To meet the needs of families across the United States, it is important to reform the system to lower the barrier of entry for all care providers. Even before the COVID-19 pandemic, more than half of the country lived in a child care desert where licensed child care simply was not available. Becky Levin from AFSCME argued that licensing standards should be reformed to recognize family child care: “There are qualities [of child care providers] not captured in a college degree,” yet policy discussions tend to be very focused in the educational requirements of providers. Meanwhile, there is little recognition of the role of reimbursement levels to allow home child care providers to recoup investments in quality and pay their staff decent wages. Right now, argued Jaya Chatterjee of Community Change Action, our system isn’t working for anyone: “We need federal investment that works for child care workers and families because right now we’re not doing right by either of them.”

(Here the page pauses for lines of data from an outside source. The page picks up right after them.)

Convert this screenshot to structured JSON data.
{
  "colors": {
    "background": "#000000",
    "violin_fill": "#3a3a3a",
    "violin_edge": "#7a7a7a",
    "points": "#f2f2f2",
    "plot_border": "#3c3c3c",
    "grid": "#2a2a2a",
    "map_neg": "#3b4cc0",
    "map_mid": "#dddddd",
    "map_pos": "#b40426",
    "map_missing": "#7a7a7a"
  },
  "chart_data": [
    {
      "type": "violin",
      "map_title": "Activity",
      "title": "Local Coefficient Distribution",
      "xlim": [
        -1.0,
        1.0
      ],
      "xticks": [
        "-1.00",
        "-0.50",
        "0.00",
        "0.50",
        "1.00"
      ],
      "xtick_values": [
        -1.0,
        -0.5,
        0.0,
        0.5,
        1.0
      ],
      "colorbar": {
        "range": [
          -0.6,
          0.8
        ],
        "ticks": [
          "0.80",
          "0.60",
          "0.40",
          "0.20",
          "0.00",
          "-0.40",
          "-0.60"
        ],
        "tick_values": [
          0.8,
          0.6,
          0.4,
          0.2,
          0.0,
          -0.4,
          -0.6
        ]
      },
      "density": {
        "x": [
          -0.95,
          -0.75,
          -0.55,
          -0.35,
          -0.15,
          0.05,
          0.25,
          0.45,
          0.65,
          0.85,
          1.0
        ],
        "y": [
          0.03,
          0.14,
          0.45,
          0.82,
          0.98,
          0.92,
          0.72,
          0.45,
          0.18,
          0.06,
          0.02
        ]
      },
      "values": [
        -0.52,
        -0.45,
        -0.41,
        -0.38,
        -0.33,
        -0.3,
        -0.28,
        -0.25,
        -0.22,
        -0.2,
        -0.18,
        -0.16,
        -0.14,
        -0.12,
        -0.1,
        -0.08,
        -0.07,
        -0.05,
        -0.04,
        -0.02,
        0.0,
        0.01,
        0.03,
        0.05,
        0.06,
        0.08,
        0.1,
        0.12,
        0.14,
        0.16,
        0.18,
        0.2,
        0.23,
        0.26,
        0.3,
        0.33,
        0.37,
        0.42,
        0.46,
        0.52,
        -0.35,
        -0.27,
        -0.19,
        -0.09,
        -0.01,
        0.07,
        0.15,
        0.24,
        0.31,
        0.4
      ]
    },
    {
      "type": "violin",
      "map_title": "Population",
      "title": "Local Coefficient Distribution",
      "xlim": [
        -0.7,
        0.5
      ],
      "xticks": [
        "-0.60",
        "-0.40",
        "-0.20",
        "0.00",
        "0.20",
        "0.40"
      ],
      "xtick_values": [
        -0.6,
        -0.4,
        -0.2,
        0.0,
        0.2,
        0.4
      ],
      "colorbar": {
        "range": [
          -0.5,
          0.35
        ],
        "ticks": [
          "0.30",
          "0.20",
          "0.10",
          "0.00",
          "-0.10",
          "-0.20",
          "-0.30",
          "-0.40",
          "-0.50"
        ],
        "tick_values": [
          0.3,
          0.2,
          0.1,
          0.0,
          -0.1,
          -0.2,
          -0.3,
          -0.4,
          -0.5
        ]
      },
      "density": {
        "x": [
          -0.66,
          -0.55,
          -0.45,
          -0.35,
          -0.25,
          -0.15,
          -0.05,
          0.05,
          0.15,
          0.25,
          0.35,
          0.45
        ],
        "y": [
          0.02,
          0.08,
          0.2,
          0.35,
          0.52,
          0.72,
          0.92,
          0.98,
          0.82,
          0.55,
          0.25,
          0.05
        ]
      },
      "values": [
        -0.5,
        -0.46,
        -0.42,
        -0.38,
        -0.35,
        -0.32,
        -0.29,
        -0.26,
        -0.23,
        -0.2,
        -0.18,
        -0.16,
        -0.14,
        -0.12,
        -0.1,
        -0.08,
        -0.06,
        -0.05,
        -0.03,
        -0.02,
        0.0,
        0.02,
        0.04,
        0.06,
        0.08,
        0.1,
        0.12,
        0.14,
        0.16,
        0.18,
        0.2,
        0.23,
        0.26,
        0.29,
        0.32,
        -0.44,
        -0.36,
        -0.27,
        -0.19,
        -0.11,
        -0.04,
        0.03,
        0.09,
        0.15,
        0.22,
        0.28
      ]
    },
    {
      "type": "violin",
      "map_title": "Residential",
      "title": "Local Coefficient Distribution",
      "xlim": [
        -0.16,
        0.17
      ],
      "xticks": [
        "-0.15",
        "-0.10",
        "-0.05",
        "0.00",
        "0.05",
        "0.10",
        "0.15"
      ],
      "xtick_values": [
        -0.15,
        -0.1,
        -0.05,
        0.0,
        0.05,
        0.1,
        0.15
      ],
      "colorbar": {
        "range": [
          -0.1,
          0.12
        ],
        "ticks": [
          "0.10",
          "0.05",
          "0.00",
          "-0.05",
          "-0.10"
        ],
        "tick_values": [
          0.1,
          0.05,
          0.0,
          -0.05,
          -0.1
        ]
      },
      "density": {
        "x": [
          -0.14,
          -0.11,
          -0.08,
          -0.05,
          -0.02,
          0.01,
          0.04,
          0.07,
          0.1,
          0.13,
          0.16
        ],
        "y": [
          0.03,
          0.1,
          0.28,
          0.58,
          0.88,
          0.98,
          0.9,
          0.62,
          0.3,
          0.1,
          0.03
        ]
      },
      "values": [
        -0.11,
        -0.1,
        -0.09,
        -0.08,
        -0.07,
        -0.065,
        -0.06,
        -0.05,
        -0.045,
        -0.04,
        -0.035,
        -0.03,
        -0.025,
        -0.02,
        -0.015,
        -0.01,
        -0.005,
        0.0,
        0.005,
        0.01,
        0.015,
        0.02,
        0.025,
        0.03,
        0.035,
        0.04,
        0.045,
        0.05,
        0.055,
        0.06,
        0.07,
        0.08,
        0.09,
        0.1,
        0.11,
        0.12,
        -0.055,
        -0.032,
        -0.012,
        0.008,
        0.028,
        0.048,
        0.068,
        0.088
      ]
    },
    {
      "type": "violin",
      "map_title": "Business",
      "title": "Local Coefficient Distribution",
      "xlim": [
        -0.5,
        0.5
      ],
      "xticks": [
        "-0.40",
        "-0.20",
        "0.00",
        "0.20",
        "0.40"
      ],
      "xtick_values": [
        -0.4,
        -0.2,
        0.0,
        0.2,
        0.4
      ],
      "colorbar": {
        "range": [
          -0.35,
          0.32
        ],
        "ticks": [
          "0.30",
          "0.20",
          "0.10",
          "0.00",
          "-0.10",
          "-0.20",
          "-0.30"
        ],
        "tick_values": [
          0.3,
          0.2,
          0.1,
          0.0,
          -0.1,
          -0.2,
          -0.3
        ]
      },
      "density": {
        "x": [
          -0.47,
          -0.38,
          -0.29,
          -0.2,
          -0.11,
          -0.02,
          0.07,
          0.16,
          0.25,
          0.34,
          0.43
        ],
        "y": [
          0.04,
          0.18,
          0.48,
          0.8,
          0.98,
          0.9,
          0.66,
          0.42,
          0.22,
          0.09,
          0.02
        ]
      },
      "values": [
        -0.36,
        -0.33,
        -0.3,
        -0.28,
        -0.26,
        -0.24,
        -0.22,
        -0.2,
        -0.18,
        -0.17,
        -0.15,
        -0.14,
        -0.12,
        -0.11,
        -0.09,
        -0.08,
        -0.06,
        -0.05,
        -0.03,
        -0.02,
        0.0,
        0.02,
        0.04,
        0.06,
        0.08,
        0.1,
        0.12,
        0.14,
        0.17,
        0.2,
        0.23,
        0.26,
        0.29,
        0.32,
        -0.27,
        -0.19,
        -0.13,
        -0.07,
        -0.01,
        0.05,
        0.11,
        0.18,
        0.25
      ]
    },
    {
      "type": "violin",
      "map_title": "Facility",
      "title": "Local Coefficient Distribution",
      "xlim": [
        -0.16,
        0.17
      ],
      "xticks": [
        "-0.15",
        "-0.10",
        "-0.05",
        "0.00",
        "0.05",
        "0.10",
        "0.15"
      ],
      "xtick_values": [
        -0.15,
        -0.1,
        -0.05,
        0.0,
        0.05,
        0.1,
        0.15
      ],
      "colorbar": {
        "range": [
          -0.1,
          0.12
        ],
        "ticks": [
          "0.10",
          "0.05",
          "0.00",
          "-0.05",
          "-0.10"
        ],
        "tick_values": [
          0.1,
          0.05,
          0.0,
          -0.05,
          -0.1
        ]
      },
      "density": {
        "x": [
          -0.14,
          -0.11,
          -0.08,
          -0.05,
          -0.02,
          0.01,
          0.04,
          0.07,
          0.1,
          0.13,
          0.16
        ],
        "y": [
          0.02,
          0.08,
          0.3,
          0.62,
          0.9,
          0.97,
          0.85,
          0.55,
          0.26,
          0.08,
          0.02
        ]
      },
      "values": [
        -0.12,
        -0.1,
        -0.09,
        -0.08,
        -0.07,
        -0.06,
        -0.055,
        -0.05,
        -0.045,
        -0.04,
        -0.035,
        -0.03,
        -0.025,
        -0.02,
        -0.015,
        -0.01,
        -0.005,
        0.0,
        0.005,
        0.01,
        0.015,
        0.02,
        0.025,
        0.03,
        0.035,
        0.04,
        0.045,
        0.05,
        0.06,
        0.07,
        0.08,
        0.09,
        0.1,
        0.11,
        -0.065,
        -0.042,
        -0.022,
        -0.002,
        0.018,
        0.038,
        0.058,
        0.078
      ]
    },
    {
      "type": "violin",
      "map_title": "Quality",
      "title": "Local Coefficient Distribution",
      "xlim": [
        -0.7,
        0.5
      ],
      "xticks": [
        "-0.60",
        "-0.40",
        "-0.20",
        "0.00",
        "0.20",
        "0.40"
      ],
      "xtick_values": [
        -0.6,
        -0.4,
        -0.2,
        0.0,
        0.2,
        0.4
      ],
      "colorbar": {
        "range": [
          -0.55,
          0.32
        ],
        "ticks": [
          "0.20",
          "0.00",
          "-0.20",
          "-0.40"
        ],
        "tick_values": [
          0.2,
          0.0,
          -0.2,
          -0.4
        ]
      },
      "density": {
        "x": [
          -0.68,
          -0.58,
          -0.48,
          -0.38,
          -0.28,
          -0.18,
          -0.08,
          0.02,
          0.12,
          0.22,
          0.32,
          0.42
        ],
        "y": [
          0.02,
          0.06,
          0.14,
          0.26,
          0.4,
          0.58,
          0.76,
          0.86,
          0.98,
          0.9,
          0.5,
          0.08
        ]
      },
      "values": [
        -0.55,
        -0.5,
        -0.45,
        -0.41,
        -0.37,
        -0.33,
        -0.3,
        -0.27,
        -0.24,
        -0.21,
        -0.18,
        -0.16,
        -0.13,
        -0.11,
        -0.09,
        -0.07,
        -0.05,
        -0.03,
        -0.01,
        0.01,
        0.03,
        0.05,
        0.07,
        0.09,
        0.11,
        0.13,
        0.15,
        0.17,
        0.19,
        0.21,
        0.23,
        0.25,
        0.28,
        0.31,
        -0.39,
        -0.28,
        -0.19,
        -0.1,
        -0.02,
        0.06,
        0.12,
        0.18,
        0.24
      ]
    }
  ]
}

Fortunately, for a great model of employer-supported child care, Eiko Strader, an Assistant Professor at George Washington University, suggests we turn to the military. Through a combination of center-based and home-based care, the military as an employer supports military families’ needs for quality, round-the-clock child care, while also providing decent wages for child care workers. Strader’s research indicates this care infrastructure reduces the motherhood penalty and improves gender and racial equity in the military, as well as helping the military recruit and retain and meet it operational needs.
The federal government, state governments, and employers can all play a role in building an affordable, high-quality child care system. Policymakers should ensure the child care system considers the needs of all families, including those who work outside the traditional 9 to 5.